Vodafone serves notice to Centre on tax dispute

April 17, 2012 03:42 pm | Updated July 21, 2016 08:01 am IST - New Delhi

Vodafone on Tuesday threatened to drag the government to international arbitration over retrospective tax legislation under the bilateral investment treaty (BIT) between India and the Netherlands. File photo

Vodafone on Tuesday threatened to drag the government to international arbitration over retrospective tax legislation under the bilateral investment treaty (BIT) between India and the Netherlands. File photo

Engaged in tax dispute with the Indian government, British telecom operator Vodafone on Tuesday served the Centre with a ‘Notice of Dispute' regarding proposals in the Finance Bill 2012 that proposes tax on international deals with retrospective affect.

Alleging that the Finance Bill 2012 violates the international legal protections granted to Vodafone and other international investors in India, Vodafone said its Dutch subsidiary -- Vodafone International Holdings BV (VIHBV) – has served the notice, which is “the first step required prior to the commencement of international arbitration under the Bilateral Investment Treaty (BIT) between India and the Netherlands”.

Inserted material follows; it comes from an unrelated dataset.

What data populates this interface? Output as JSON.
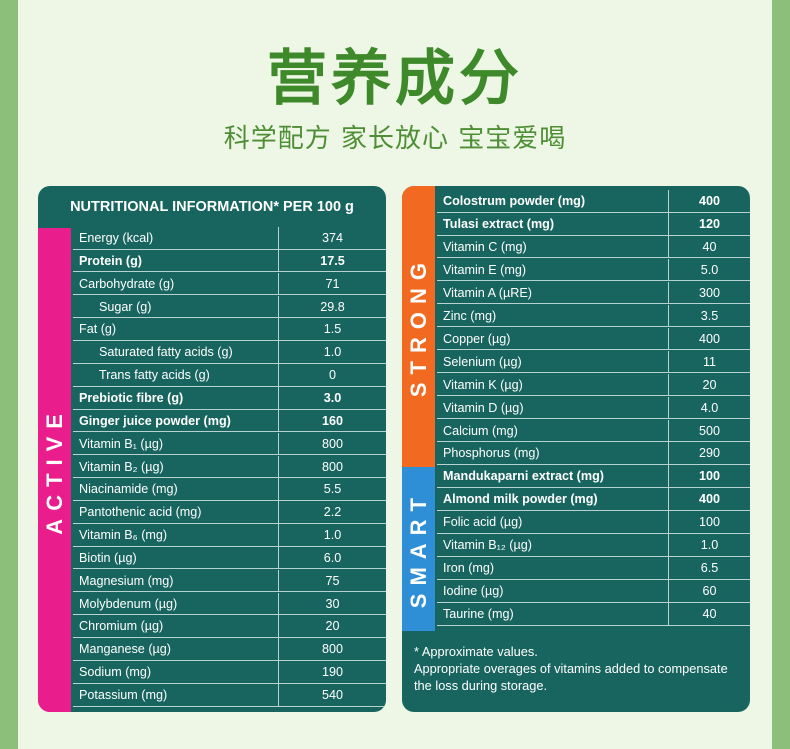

In a regulatory filing to the London Stock Exchange, Vodafone has asked the Indian government to abandon or suitably amend the retrospective aspects of the proposed legislation as Vodafone would prefer to reach an amicable solution to this matter. “However, if the Indian government is not willing to do so, Vodafone will take whatever steps are necessary to protect its shareholders' interest, including investment treaty arbitration proceedings under the BIT against the Indian government,” Vodafone said in a statement.

Under the BIT, the Indian Government is obliged, amongst other things, to accord fair and equitable treatment to investors; provide full protection and security; not breach the legitimate expectations of investors in making investments; not deny justice or breach previously provided assurances; and not take steps to indirectly expropriate the investment.

“Vodafone believes that the retrospective tax proposals amount to a denial of justice and a breach of the Indian government's obligations under the BIT to accord fair and equitable treatment to investors,” it said. “The Indian government's retrospective tax proposals have also raised significant and widespread concern within India and internationally and have been criticised by businesses and industry bodies representing more than 2.5-lakh companies across the US, Europe and Asia,” it added.

After losing the legal battle with Vodafone in the Supreme Court over taxing its deal for buying Hutchinson's share on erstwhile Hutchinson-Essar in 2007, Finance Minister Pranab Mukherjee has proposed to amend the Income Tax Act so that such deals could be taxed from retrospective effect. The Centre had asked Vodafone to pay Rs.11,000 crore in taxes.